Santin A D, Hermonat P L, Ravaggi A, Chiriva-Internati M, Hiserodt J C, Pecorelli S, Parham G P
Department of Obstetrics and Gynecology, Division of Gynecologic Oncology,University of Arkansas, Little Rock, Arkansas, 72205, USA.
Gynecol Oncol. 1998 Aug;70(2):195-201. doi: 10.1006/gyno.1998.5060.
Radiation treatment is one of the most standardized and effective modalities for contemporary cervical cancer therapy. In addition, the radiation-potentiating effects of retinoic acid have been recently described. In order to investigate whether enhanced immunogenicity might be responsible for such potentiation, we have evaluated the effects of retinoic acid combined with high doses of gamma-irradiation on the expression of major histocompatibility complex (MHC) Class I and II and intercellular adhesion molecule-1 (ICAM-1) in human cervical carcinoma cell lines.
The expression of surface antigens (MHC Class I and II and ICAM-1) was evaluated by FACS analysis in untreated control cells and in cells following their exposure to retinoic acid, high doses of gamma-irradiation (i.e., 5000 and 10,000 cGy), or the combination of the two procedures.
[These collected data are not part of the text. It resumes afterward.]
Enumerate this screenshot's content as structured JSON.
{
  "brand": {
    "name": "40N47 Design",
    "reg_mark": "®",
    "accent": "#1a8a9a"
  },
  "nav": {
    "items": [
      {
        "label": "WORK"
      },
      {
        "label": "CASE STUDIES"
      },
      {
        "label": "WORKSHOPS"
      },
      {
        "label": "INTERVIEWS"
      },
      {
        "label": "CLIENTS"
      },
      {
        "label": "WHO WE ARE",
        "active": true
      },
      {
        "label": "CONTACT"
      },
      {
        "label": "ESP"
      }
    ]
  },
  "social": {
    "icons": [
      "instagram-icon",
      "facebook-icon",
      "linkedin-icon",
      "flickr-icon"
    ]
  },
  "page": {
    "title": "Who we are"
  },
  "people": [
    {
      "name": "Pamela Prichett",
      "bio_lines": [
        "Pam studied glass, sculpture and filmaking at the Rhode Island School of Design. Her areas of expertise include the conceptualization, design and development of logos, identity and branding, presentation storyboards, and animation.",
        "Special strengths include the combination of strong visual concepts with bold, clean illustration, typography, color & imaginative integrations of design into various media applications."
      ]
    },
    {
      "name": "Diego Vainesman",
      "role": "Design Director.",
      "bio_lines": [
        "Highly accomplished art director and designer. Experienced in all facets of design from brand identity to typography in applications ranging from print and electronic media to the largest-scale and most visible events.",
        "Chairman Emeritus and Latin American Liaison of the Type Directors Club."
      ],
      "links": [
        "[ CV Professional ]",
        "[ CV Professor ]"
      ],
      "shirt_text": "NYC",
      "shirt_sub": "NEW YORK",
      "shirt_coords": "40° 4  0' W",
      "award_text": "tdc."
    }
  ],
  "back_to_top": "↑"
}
HT-3 and SiHa cervical cancer cells expressed variable levels of MHC Class I and ICAM-1 antigens while Class II surface antigens were not detectable. Exposure to either 5000 or 10,000 cGy completely inhibited cell replication in both cell lines and significantly and consistently increased the expression of all surface antigens present on the cells prior to irradiation. Irradiation was unable to induce neoexpression of antigens previously not expressed by these cells (i.e., MHC Class II). In a similar fashion, retinoic acid was also able to significantly increase the expression of MHC Class I and ICAM-1 antigens when compared to untreated tumor cells but was not able to induce the expression of HLA Class II surface antigens. Exposure to the combination of radiation plus retinoic acid significantly upregulated HLA Class I and ICAM-1 molecules in an additive manner when compared to the levels obtainable with the exposure to radiation or retinoic acid alone.
These data indicate that the combination of these two treatments could induce an additive effect on the expression of immunologically important surface antigens in human cervical cancer cells. These findings, together with the powerful antiproliferative effect of retinoids and irradiation on tumor cells, suggest that the combined regimen may be a promising and more effective combination for the treatment of cervical cancer.
放射治疗是当代宫颈癌治疗中最标准化且有效的治疗方式之一。此外,最近有报道称维甲酸具有放射增敏作用。为了研究免疫原性增强是否可能是这种增敏作用的原因,我们评估了维甲酸联合高剂量γ射线照射对人宫颈癌细胞系中主要组织相容性复合体(MHC)I类和II类以及细胞间黏附分子-1(ICAM-1)表达的影响。
通过流式细胞术分析评估未处理的对照细胞以及暴露于维甲酸、高剂量γ射线照射(即5000和10000 cGy)或两种处理方法联合后的细胞表面抗原(MHC I类和II类以及ICAM-1)的表达。
HT-3和SiHa宫颈癌细胞表达不同水平的MHC I类和ICAM-1抗原,而未检测到II类表面抗原。暴露于5000或10000 cGy均可完全抑制这两种细胞系中的细胞增殖,并显著且持续增加照射前细胞上所有表面抗原的表达。照射无法诱导这些细胞先前未表达的抗原(即MHC II类)的新表达。同样,与未处理的肿瘤细胞相比,维甲酸也能够显著增加MHC I类和ICAM-1抗原的表达,但无法诱导HLA II类表面抗原的表达。与单独暴露于辐射或维甲酸所获得的水平相比,暴露于辐射加维甲酸的组合显著上调了HLA I类和ICAM-1分子,呈相加效应。
这些数据表明,这两种治疗方法的联合可对人宫颈癌细胞中具有免疫重要性的表面抗原的表达产生相加效应。这些发现,连同维甲酸和照射对肿瘤细胞强大的抗增殖作用,表明联合方案可能是一种有前景且更有效的宫颈癌治疗组合。